L’ADEME décrit sur son site Internet 19 méthodes d’évaluation environnementale pouvant être utilisées par les entreprises soucieuses de réduire l’impact de leurs activités sur le réchauffement climatique, et met à disposition un « guide méthodologique » permettant de déterminer laquelle de ces méthodes est la mieux adaptée.

La normalisation internationale ISO (14040 à 14043) a fixé les bases méthodologiques et déontologiques de ce type d’évaluation, favorisant une harmonisation de la méthodologie employée.

Selon l’ADEME, l’outil le plus abouti en matière d’évaluation globale et multicritère des impacts de produits ou de services sur l’environnement est l’ « analyse du cycle de vie » (ACV).

Celle-ci repose sur une double approche, tenant compte d’une part du cycle de vie de chaque produit ou service visé et d’autre part de plusieurs critères d’analyse des flux entrants (matières et énergie) et sortants (déchets, émissions gazeuses, liquide rejeté, etc.) impliqués.

– Exemples de bonnes pratiques

La mise en œuvre d’une stratégie de sobriété numérique au sein d’une entreprise passe par diverses actions, notamment liées à :

  • la sensibilisation des collaborateurs aux bonnes pratiques d’usage de leur matériel informatique ;
  • la gouvernance (e.g. désigner une équipe dédiée et lui attribuer les ressources nécessaires) ;
  • la réduction de l’impact lié aux équipements informatiques et aux logiciels (e.g. limitation de leur renouvellement, promotion de la réparation, désinstaller les programmes superflus, éviter l’installation de mises à jour non nécessaires…).

Ces actions passent notamment par la contractualisation.
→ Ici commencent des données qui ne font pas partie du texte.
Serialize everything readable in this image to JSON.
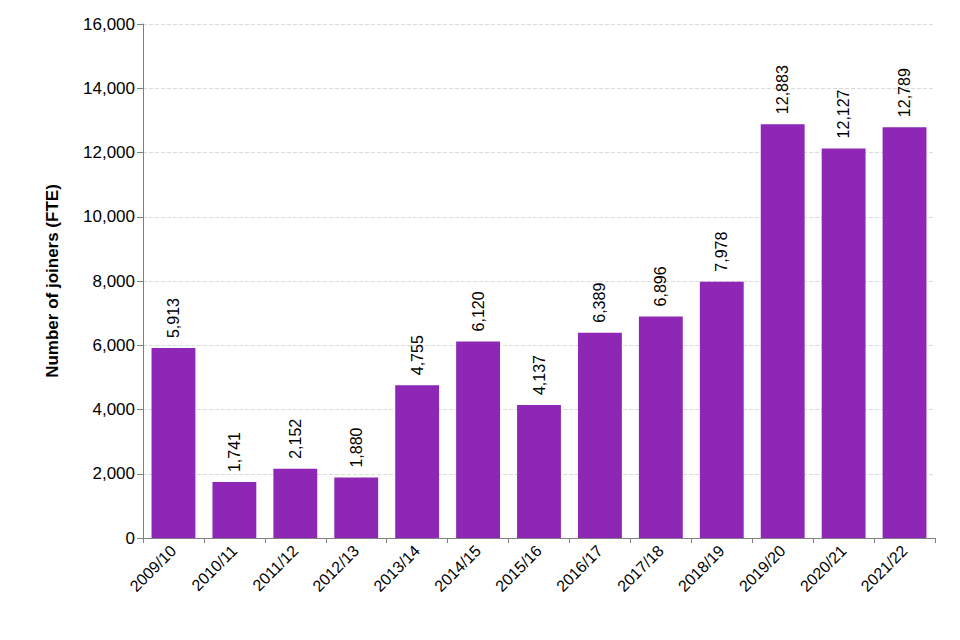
{
  "chart_data": {
    "type": "bar",
    "y_label": "Number of joiners (FTE)",
    "categories": [
      "2009/10",
      "2010/11",
      "2011/12",
      "2012/13",
      "2013/14",
      "2014/15",
      "2015/16",
      "2016/17",
      "2017/18",
      "2018/19",
      "2019/20",
      "2020/21",
      "2021/22"
    ],
    "values": [
      5913,
      1741,
      2152,
      1880,
      4755,
      6120,
      4137,
      6389,
      6896,
      7978,
      12883,
      12127,
      12789
    ],
    "value_labels": [
      "5,913",
      "1,741",
      "2,152",
      "1,880",
      "4,755",
      "6,120",
      "4,137",
      "6,389",
      "6,896",
      "7,978",
      "12,883",
      "12,127",
      "12,789"
    ],
    "color": "#8e27b5",
    "ylim": [
      0,
      16000
    ],
    "yticks": [
      0,
      {
        "value": 2000,
        "label": "2,000"
      },
      {
        "value": 4000,
        "label": "4,000"
      },
      {
        "value": 6000,
        "label": "6,000"
      },
      {
        "value": 8000,
        "label": "8,000"
      },
      {
        "value": 10000,
        "label": "10,000"
      },
      {
        "value": 12000,
        "label": "12,000"
      },
      {
        "value": 14000,
        "label": "14,000"
      },
      {
        "value": 16000,
        "label": "16,000"
      }
    ],
    "grid": true,
    "data_labels": true
  }
}
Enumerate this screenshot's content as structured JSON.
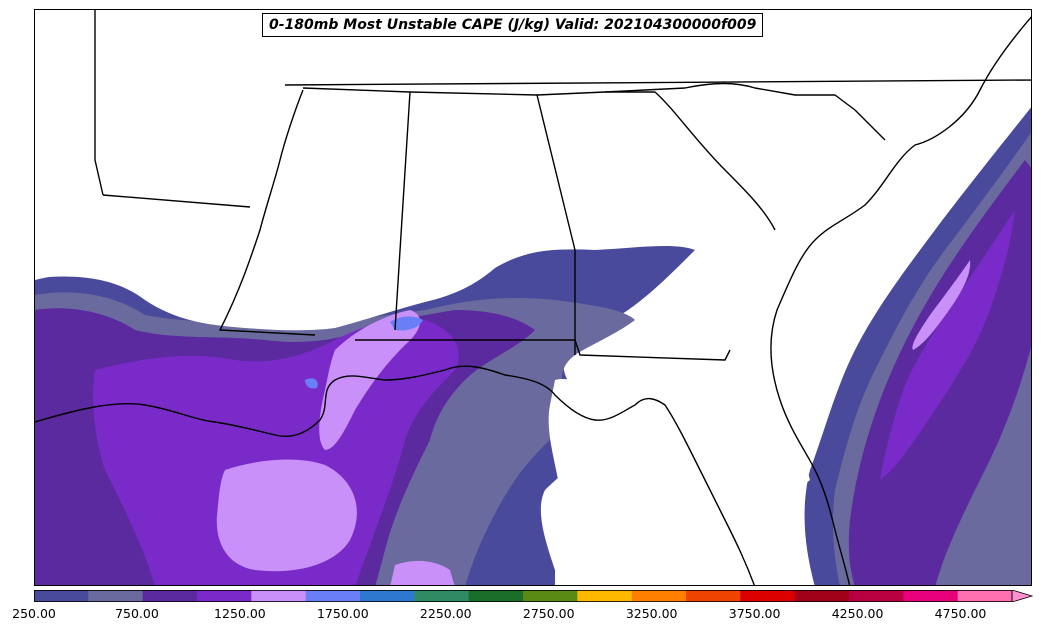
{
  "title": "0-180mb Most Unstable CAPE (J/kg) Valid: 202104300000f009",
  "colorbar": {
    "min": 250,
    "max": 5000,
    "step": 250,
    "extend": "max",
    "colors": [
      "#4a4a9c",
      "#6a6a9e",
      "#5a2a9e",
      "#7a2ac8",
      "#c890f8",
      "#6a7ef8",
      "#2f78d0",
      "#2e8b64",
      "#1a6e2a",
      "#5a8a14",
      "#ffb800",
      "#ff7f00",
      "#ee4400",
      "#dd0000",
      "#a00018",
      "#b80040",
      "#e8007a",
      "#ff70b0",
      "#ff90d0"
    ],
    "tick_labels": [
      "250.00",
      "750.00",
      "1250.00",
      "1750.00",
      "2250.00",
      "2750.00",
      "3250.00",
      "3750.00",
      "4250.00",
      "4750.00"
    ],
    "tick_values": [
      250,
      750,
      1250,
      1750,
      2250,
      2750,
      3250,
      3750,
      4250,
      4750
    ]
  }
}
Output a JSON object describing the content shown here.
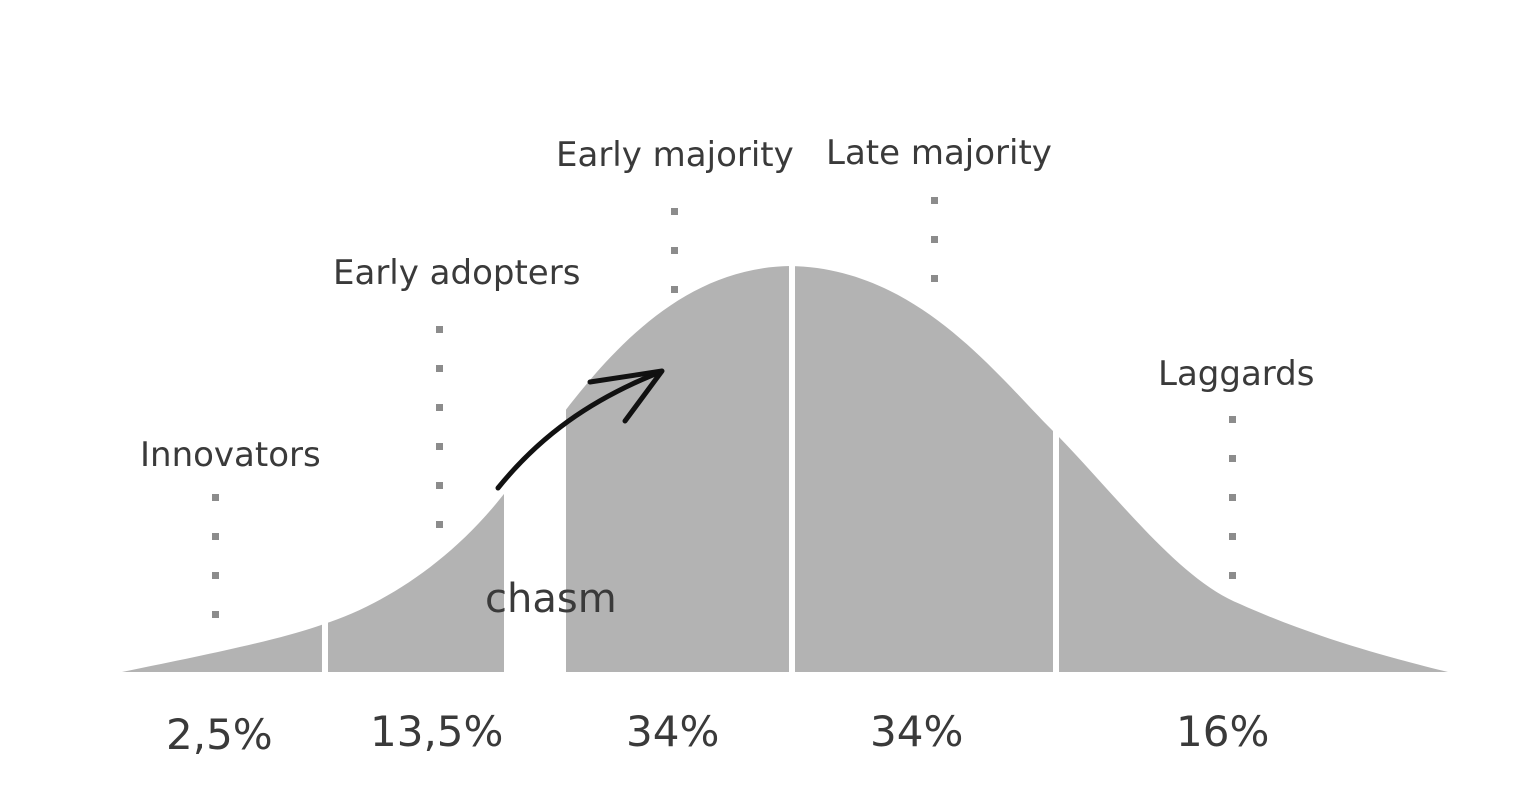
{
  "diagram": {
    "segments": [
      {
        "name": "Innovators",
        "percent": "2,5%"
      },
      {
        "name": "Early adopters",
        "percent": "13,5%"
      },
      {
        "name": "Early majority",
        "percent": "34%"
      },
      {
        "name": "Late majority",
        "percent": "34%"
      },
      {
        "name": "Laggards",
        "percent": "16%"
      }
    ],
    "chasm_label": "chasm",
    "colors": {
      "curve_fill": "#b3b3b3",
      "divider": "#ffffff",
      "dots": "#8c8c8c",
      "text": "#3a3a3a",
      "arrow": "#111111"
    }
  }
}
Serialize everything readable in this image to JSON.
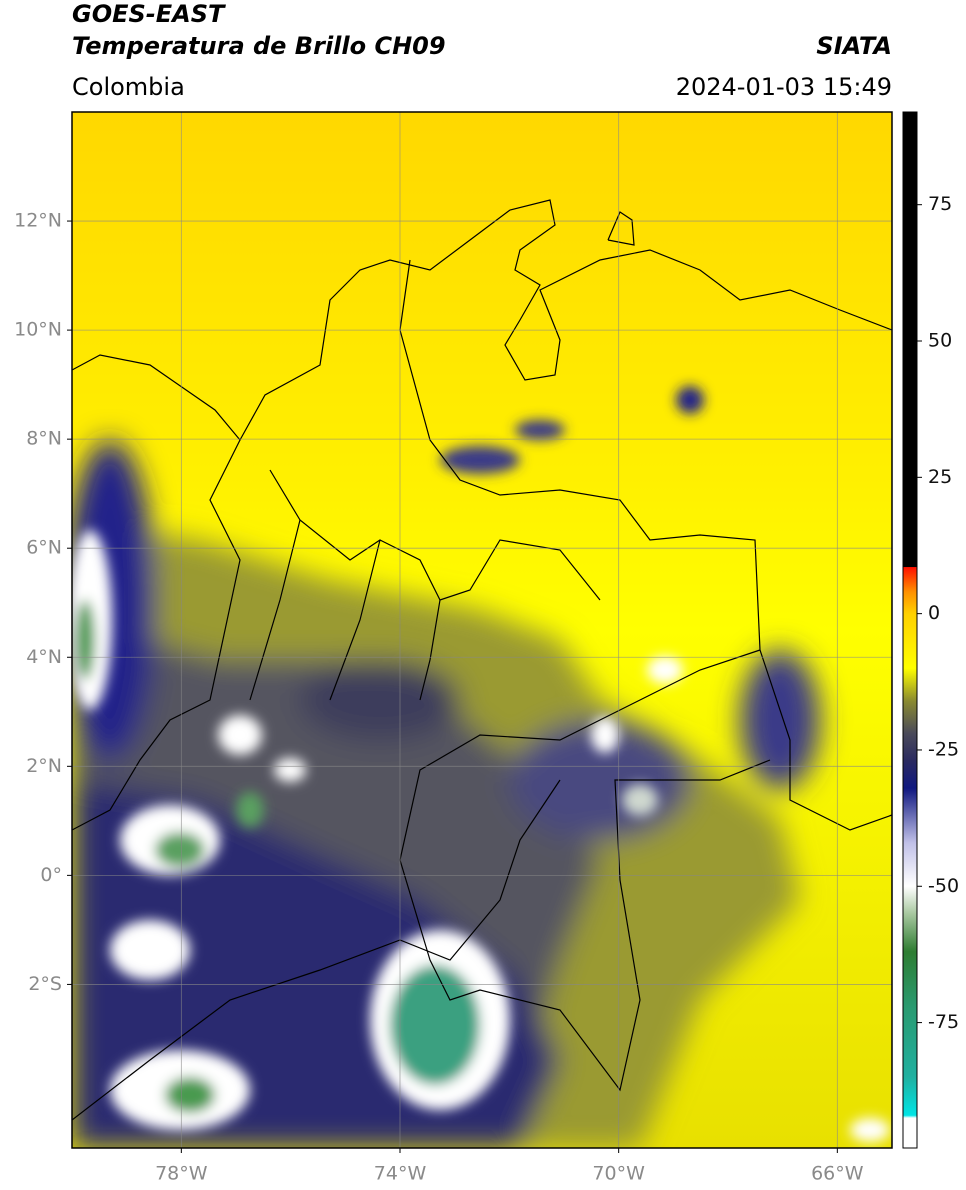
{
  "header": {
    "title": "GOES-EAST",
    "subtitle": "Temperatura de Brillo CH09",
    "source": "SIATA",
    "region": "Colombia",
    "datetime": "2024-01-03 15:49"
  },
  "map": {
    "lon_range": [
      -80,
      -65
    ],
    "lat_range": [
      -5,
      14
    ],
    "grid": true,
    "lon_ticks": [
      {
        "value": -78,
        "label": "78°W"
      },
      {
        "value": -74,
        "label": "74°W"
      },
      {
        "value": -70,
        "label": "70°W"
      },
      {
        "value": -66,
        "label": "66°W"
      }
    ],
    "lat_ticks": [
      {
        "value": 12,
        "label": "12°N"
      },
      {
        "value": 10,
        "label": "10°N"
      },
      {
        "value": 8,
        "label": "8°N"
      },
      {
        "value": 6,
        "label": "6°N"
      },
      {
        "value": 4,
        "label": "4°N"
      },
      {
        "value": 2,
        "label": "2°N"
      },
      {
        "value": 0,
        "label": "0°"
      },
      {
        "value": -2,
        "label": "2°S"
      }
    ]
  },
  "colorbar": {
    "range": [
      -98,
      92
    ],
    "ticks": [
      75,
      50,
      25,
      0,
      -25,
      -50,
      -75
    ],
    "stops": [
      {
        "value": -98,
        "color": "#ffffff"
      },
      {
        "value": -92.5,
        "color": "#ffffff"
      },
      {
        "value": -92,
        "color": "#00e5e5"
      },
      {
        "value": -85,
        "color": "#20b0a0"
      },
      {
        "value": -72,
        "color": "#2a9a70"
      },
      {
        "value": -62,
        "color": "#2e7d32"
      },
      {
        "value": -55,
        "color": "#a8c8a0"
      },
      {
        "value": -50,
        "color": "#ffffff"
      },
      {
        "value": -42,
        "color": "#c0c0e8"
      },
      {
        "value": -32,
        "color": "#101880"
      },
      {
        "value": -27,
        "color": "#2a2a60"
      },
      {
        "value": -22,
        "color": "#4a4a5a"
      },
      {
        "value": -16,
        "color": "#8a8a30"
      },
      {
        "value": -10,
        "color": "#ffff00"
      },
      {
        "value": 0,
        "color": "#ffd000"
      },
      {
        "value": 4,
        "color": "#ff9000"
      },
      {
        "value": 8.5,
        "color": "#ff1000"
      },
      {
        "value": 8.6,
        "color": "#000000"
      },
      {
        "value": 92,
        "color": "#000000"
      }
    ]
  }
}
Elles impliquent :

  • d’une part, la revue de la documentation interne (Charte informatique, notice informative à l’attention des salariés, politique RSE…) et ;
  • d’autre part, le choix des fournisseurs et la négociation des conditions contractuelles (intégration des bonnes pratiques d’écoconception et d’accessibilité dans les contrats relatifs à des prestations externes, négociation des durées de services de maintenance…).